Article 30 of the Convention against Corruption emphasizes a balance between facilitating the performance of the executive and investigating, prosecuting and adjudicating corruption-related offences. Immunity from investigation appears to be acceptable only to the extent that it is necessary for a democratic society. But, it should be understood that giving immunity to the decision-makers of the Council of Ministers as a whole is not compatible with the spirit of the Convention and the Constitution.
In other countries, there are also examples of cases of special nature of the executive being kept out of the scope of investigation based on justification. For example, Section 14 of India's Lokpal and Lokayukta Act 2013 empowers the Lokpal to investigate corruption complaints of any nature against the Prime Minister, Ministers, MPs and employees. However, there is also a special exception regarding the Prime Minister.
If the corruption complaint against the prime minister is related to international relations, external or internal security, public order, nuclear energy or space, the Lokpal cannot investigate. This exception appears to recognize executive prerogatives in sensitive national security matters. However, the law does not allow the Prime Minister to receive absolute and blanket immunity on the basis of a policy decision or any other pretext.

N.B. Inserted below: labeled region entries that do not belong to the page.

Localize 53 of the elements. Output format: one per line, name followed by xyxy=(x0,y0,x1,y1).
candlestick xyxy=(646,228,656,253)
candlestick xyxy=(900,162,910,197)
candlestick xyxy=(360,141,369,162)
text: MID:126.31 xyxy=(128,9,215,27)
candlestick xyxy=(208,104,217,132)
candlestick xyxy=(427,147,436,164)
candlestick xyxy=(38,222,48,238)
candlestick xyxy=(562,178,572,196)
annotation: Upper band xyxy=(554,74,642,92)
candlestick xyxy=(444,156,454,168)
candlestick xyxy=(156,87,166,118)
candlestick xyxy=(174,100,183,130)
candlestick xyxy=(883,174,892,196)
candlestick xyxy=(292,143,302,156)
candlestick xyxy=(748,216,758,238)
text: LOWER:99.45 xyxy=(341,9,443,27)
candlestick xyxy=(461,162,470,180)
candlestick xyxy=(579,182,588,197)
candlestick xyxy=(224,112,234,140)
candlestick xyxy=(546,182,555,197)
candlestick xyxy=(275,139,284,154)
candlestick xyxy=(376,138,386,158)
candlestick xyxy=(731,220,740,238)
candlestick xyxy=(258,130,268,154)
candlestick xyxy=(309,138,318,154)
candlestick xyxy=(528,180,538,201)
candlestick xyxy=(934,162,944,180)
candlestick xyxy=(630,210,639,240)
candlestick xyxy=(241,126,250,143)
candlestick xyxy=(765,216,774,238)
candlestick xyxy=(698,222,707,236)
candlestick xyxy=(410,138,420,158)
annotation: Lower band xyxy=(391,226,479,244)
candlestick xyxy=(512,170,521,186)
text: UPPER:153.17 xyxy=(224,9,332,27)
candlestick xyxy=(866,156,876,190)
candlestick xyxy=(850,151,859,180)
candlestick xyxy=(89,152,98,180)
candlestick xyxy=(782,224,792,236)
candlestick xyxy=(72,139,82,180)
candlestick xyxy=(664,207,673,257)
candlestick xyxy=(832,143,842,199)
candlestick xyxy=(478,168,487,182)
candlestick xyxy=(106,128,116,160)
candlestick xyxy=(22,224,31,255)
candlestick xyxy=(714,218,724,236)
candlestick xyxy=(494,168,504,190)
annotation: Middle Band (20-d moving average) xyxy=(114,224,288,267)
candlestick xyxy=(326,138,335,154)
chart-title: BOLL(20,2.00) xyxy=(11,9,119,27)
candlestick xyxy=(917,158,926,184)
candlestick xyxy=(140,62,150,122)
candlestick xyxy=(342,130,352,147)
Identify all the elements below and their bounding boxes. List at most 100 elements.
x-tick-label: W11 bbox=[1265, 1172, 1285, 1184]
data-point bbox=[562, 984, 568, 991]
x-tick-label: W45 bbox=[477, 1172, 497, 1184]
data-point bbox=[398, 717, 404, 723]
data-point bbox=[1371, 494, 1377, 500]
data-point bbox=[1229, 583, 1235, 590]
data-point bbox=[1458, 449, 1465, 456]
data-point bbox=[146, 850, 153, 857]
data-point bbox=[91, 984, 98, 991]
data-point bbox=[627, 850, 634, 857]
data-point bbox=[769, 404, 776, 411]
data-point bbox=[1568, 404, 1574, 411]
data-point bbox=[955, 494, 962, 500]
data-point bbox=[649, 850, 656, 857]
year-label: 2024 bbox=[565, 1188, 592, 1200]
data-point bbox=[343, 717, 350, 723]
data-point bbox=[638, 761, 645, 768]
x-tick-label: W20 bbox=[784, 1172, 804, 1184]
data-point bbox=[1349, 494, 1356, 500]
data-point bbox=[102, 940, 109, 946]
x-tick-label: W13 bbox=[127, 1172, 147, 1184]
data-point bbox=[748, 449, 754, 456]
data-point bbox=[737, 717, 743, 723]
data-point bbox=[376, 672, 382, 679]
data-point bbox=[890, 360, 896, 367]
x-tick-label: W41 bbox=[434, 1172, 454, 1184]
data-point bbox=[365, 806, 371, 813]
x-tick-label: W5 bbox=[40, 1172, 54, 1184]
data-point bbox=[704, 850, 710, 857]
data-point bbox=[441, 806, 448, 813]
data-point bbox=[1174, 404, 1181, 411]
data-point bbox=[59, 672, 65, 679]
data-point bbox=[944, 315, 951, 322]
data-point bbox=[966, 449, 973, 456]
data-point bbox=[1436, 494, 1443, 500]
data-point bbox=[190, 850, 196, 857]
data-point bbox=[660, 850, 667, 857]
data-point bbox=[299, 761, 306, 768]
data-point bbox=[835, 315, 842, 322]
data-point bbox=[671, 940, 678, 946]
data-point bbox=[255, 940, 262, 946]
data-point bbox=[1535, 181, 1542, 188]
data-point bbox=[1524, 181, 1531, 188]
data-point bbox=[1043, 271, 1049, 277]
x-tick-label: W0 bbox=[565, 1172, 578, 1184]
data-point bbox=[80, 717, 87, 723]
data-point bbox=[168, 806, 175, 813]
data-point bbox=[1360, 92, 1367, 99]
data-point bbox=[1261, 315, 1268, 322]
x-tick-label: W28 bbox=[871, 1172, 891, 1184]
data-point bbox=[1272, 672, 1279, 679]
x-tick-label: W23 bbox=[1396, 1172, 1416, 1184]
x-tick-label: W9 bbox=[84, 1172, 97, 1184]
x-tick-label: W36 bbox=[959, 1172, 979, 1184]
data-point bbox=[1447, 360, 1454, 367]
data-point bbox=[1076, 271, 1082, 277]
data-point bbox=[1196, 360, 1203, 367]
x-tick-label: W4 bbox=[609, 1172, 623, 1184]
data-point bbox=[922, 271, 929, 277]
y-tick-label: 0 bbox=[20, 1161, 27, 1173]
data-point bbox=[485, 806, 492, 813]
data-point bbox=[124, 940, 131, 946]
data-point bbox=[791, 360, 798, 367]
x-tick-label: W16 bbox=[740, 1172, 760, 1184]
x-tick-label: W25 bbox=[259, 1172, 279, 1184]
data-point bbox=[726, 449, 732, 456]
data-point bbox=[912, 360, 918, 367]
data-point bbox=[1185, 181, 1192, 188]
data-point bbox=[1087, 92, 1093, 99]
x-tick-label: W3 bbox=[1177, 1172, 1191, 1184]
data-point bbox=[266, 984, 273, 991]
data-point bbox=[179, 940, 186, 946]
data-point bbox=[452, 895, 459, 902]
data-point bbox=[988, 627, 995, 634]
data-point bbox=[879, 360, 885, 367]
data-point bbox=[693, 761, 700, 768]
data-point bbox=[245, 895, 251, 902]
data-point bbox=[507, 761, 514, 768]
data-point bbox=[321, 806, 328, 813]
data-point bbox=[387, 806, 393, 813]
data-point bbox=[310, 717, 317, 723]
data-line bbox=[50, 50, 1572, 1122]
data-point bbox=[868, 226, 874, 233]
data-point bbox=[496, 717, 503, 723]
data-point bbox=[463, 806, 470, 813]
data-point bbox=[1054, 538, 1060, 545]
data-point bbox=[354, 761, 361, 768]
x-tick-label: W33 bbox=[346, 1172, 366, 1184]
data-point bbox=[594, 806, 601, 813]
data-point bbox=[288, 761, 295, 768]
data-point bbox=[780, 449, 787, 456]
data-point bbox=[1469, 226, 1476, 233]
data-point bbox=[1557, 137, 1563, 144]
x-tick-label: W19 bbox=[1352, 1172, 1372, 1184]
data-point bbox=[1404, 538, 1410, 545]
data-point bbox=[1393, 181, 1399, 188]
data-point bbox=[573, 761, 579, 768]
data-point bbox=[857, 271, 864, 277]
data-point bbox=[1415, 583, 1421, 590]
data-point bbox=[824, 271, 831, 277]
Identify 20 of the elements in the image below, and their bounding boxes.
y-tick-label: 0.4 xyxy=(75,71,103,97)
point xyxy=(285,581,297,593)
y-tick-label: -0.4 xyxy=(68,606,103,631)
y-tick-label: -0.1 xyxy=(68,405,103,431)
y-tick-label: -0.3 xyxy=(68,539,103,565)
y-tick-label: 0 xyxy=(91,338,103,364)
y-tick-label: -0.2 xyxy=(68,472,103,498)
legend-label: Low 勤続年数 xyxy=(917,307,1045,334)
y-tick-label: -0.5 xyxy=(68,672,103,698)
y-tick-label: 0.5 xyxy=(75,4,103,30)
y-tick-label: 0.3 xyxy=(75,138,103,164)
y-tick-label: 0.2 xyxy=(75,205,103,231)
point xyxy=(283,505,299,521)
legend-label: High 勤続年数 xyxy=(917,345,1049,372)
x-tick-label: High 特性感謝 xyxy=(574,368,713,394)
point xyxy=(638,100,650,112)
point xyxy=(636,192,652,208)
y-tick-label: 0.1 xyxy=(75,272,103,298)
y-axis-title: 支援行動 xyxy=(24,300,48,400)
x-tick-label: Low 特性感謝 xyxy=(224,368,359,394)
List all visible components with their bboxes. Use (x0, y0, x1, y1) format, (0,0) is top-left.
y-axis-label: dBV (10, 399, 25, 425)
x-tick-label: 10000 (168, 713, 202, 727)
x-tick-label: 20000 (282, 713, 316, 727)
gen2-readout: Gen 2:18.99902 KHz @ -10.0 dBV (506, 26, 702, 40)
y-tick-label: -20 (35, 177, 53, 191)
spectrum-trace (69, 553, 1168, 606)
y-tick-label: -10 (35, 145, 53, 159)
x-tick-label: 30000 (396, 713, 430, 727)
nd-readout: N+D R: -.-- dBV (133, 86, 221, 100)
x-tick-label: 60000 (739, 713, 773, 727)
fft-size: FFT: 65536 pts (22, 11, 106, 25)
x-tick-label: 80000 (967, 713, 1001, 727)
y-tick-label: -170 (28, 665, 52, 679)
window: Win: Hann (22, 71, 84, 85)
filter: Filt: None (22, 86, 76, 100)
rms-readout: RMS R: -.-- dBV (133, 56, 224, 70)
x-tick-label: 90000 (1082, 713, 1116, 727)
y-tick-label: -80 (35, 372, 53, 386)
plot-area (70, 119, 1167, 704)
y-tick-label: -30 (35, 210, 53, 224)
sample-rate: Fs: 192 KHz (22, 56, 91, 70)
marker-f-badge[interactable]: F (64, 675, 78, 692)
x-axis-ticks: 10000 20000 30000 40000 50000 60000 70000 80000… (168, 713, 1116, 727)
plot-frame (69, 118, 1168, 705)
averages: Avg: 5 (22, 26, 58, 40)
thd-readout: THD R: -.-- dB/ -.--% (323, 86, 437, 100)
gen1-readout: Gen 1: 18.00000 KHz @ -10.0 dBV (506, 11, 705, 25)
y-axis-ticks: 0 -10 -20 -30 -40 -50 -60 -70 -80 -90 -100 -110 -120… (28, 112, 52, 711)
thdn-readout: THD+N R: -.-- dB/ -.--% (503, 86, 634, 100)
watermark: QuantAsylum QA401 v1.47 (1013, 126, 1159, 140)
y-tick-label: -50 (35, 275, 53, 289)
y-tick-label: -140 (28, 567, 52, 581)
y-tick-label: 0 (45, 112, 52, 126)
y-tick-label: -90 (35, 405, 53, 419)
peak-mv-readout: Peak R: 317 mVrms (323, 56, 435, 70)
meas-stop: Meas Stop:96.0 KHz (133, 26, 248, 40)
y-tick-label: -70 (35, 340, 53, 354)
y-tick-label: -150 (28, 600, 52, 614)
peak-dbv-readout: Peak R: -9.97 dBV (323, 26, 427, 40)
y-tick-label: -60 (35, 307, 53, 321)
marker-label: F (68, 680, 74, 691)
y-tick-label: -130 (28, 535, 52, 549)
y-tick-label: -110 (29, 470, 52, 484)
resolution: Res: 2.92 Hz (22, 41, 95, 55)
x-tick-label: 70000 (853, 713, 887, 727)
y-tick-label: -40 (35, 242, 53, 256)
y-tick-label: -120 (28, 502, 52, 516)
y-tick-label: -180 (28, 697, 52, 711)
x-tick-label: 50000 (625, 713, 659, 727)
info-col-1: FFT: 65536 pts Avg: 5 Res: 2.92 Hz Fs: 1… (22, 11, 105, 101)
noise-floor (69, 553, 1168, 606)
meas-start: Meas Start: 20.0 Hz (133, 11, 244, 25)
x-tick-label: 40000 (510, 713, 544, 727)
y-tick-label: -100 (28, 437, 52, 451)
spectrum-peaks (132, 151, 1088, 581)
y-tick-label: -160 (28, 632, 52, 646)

It doesn't seem like there is any new or old party in our country that doesn't talk about establishing good governance. It occupies a good position in the official documents of each state, election manifesto, etc. In practice, the political cultivation of misrule has flourished. Check and balance has been replaced by 'participation and balance in appointment'. Leadership and courage in cutting the roots and branches of misrule is not seen at the political level.
Which leader actually stands against corruption and who has directly or indirectly supported corruption should be held accountable from the citizen level. Based on that, the people should decide who will be punished in the upcoming elections. Unless serious issues of common concern are linked with electoral democracy, parties and leaders will not have the will to reform themselves.
Let's hope, the difficulty at the top won't last long. The collective conscience of the Honorable MPs will not be a prisoner of their will. The aspirations of the common people for good governance reflected in the constitution will become decisive. In the amended Act, there will be no excuse for seeking blanket immunity in the name of policy decisions.